As some buildings downtown lay empty and deteriorate, developers are waiting to rebuild, and insist revitalization will be good for the whole city, but paid for by the businesses.

Those arguments have not deterred downtown residents who fear Bay Street will mimic the kind of city growth seen in Bremerton, creating what they have called “canyon effects” from the tall buildings.

“I am scared of this decision,” Kitsap Street resident Jerri Harmon said. “We are losing the small-town feel, and buildings of that size can be done somewhere else.”

Residents asked the council to reject the current draft, and a few promoted the EDAW plan drafted in 2004 for the revitalization of downtown.

Unlike previous meetings, the city is now moving towards a November election, and a number of candidates for positions in City Hall were present to voice their opinion.

“I would like to encourage the council to reject this legislation when it comes to a vote,” said Kitsap Street resident and city council hopeful Jerry Childs in a written statement. “I wish I could say differently, given all the time and hard work that has gone into it, but this legislation is just not good for Port Orchard.”

Gil and Kathy Michael asked developers why they have not started projects based on the city’s current regulations.

In response, Townsend echoed her sentiment over the cost of development Thursday, explaining that if she acquired financing for a building and the regulations changed, she could be required to start — and spend the money —over again.

“This is why none of the building owners are prepared to go through the time, trouble and expense of getting design, architecture and engineering,” she said. “If we go through all that trouble, submit it in for permits and the rules are changed, now we have to go back and reinvent the wheel, which costs more money.”
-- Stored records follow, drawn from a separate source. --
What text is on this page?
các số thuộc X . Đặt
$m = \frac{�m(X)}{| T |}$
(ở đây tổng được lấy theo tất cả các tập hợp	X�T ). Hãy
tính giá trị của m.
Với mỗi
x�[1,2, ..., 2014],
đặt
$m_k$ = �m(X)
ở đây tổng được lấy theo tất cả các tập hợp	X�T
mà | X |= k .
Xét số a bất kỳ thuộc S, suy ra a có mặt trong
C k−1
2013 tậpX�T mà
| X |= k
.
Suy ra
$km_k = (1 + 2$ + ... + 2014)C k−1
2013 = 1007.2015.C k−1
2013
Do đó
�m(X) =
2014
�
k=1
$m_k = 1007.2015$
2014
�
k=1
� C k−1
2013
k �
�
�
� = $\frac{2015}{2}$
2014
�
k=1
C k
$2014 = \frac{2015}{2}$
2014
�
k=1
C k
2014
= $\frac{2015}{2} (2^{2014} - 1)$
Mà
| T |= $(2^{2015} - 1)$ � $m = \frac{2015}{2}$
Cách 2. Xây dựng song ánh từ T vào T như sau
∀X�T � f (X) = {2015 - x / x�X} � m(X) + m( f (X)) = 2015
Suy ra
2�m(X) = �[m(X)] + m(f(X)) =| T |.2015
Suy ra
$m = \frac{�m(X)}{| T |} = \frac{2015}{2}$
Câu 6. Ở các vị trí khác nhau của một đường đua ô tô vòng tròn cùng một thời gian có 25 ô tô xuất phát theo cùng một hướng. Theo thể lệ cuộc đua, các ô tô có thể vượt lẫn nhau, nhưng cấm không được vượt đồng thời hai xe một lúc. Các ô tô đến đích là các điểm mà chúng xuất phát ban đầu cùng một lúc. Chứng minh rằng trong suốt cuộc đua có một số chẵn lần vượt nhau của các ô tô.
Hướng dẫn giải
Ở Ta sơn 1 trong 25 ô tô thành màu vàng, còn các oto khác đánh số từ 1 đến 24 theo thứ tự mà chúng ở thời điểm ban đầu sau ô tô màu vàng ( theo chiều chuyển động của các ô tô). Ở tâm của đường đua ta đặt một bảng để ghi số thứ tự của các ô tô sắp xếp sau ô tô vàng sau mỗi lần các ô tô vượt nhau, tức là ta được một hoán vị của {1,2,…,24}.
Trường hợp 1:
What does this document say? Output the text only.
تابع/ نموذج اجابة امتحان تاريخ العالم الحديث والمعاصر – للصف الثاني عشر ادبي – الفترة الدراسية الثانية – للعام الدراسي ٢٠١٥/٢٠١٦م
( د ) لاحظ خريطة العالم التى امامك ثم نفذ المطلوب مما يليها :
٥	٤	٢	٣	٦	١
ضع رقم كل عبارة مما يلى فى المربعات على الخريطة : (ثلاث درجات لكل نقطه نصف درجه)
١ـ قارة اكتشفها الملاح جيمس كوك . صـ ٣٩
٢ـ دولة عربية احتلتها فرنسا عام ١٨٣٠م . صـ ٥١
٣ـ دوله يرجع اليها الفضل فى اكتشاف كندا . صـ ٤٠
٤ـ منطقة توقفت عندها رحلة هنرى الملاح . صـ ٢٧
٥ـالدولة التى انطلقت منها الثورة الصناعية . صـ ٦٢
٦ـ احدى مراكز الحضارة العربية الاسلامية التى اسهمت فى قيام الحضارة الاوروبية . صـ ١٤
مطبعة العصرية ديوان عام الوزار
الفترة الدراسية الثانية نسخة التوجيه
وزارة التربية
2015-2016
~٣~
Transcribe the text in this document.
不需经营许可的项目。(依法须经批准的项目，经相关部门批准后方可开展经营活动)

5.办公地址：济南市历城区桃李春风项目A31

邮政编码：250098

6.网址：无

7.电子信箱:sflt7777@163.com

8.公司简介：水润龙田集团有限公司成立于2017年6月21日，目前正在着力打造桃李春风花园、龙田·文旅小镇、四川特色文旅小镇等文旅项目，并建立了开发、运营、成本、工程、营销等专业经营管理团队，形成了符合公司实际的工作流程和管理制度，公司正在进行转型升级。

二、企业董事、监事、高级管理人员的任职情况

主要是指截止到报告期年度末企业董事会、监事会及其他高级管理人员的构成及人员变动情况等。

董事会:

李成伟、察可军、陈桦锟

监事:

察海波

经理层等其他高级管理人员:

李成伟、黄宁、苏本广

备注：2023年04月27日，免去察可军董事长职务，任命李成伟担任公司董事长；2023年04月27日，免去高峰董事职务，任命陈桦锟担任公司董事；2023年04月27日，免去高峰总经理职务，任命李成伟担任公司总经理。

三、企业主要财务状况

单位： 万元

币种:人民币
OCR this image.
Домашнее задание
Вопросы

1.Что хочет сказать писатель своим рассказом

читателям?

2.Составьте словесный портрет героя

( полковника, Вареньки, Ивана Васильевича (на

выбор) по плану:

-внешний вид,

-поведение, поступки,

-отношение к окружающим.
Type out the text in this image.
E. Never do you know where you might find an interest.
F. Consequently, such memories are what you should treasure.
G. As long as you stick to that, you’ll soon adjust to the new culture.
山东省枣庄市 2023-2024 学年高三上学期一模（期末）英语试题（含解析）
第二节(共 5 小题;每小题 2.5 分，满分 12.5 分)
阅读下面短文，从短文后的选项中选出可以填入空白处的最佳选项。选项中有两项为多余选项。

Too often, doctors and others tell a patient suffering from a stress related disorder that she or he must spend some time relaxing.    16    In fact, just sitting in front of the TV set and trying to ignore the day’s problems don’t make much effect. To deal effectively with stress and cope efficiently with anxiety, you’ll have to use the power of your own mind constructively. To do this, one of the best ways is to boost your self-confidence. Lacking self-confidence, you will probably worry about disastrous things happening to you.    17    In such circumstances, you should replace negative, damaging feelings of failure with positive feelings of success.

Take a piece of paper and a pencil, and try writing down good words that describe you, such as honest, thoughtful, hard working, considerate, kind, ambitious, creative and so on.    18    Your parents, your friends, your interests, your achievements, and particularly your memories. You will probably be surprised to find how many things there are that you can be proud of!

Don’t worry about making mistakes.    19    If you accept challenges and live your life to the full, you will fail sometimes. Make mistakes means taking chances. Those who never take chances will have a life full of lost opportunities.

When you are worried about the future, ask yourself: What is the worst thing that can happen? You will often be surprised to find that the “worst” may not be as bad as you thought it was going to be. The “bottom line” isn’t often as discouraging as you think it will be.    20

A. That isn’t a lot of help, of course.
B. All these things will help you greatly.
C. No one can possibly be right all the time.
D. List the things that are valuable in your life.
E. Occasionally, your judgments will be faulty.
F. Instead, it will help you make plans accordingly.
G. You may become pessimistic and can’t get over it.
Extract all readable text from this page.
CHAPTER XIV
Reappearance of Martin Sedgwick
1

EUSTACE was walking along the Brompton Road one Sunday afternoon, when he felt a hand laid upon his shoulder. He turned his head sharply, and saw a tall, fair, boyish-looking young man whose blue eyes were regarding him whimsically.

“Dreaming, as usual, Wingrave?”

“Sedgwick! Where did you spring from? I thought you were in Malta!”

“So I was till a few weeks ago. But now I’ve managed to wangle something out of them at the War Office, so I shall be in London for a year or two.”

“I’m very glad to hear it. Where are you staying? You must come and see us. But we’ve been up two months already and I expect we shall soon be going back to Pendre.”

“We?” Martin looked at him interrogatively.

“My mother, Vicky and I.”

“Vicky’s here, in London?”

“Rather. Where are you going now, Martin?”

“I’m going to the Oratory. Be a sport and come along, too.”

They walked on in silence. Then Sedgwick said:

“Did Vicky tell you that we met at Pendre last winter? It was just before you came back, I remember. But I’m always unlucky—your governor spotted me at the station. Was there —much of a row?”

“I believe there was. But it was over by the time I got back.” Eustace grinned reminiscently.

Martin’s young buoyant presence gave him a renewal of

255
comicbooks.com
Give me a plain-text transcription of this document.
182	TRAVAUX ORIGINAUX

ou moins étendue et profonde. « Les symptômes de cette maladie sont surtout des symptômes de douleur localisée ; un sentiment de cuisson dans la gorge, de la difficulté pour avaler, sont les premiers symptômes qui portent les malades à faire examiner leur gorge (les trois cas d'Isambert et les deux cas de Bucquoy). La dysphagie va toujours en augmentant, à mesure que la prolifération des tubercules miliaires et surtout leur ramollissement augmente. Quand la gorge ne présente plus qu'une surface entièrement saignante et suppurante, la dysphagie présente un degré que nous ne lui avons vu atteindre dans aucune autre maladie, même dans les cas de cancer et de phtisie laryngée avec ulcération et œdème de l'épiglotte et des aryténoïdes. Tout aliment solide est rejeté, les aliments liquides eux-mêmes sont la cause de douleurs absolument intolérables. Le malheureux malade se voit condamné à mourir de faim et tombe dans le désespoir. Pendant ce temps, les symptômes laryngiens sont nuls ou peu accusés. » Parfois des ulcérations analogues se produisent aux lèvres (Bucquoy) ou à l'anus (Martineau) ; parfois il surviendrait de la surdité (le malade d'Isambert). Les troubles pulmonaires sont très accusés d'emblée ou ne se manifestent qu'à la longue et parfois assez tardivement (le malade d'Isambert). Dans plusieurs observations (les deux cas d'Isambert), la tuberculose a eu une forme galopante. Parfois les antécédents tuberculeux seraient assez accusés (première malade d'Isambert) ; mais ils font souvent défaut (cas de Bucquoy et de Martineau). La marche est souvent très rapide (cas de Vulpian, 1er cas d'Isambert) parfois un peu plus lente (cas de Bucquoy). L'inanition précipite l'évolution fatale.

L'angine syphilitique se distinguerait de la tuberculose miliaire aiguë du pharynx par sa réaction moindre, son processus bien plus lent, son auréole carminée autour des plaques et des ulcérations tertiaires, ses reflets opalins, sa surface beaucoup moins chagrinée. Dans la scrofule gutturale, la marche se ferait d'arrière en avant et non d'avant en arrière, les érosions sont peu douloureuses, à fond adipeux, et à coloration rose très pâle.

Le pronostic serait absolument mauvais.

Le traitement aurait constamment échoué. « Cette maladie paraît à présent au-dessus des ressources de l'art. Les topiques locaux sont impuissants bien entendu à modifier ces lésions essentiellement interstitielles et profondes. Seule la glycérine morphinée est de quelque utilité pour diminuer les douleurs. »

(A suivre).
Mayoral candidate Lary Coppola said that residents he has met while campaigning do not want taller buildings downtown.

“I have not talked to one person who’s in favor the 55-feet height limit,” he said.

City Council had a few more questions to wrap up on the proposed legislation, and showed no immediate signs of making the kind of drastic changes the residents want. By the next meeting, several council members will meet with Greg Jacoby, the city’s lawyer, to touch up a few details before discussing the issue again in September.

The Port Orchard City Council meets next at 7 p.m., September 10.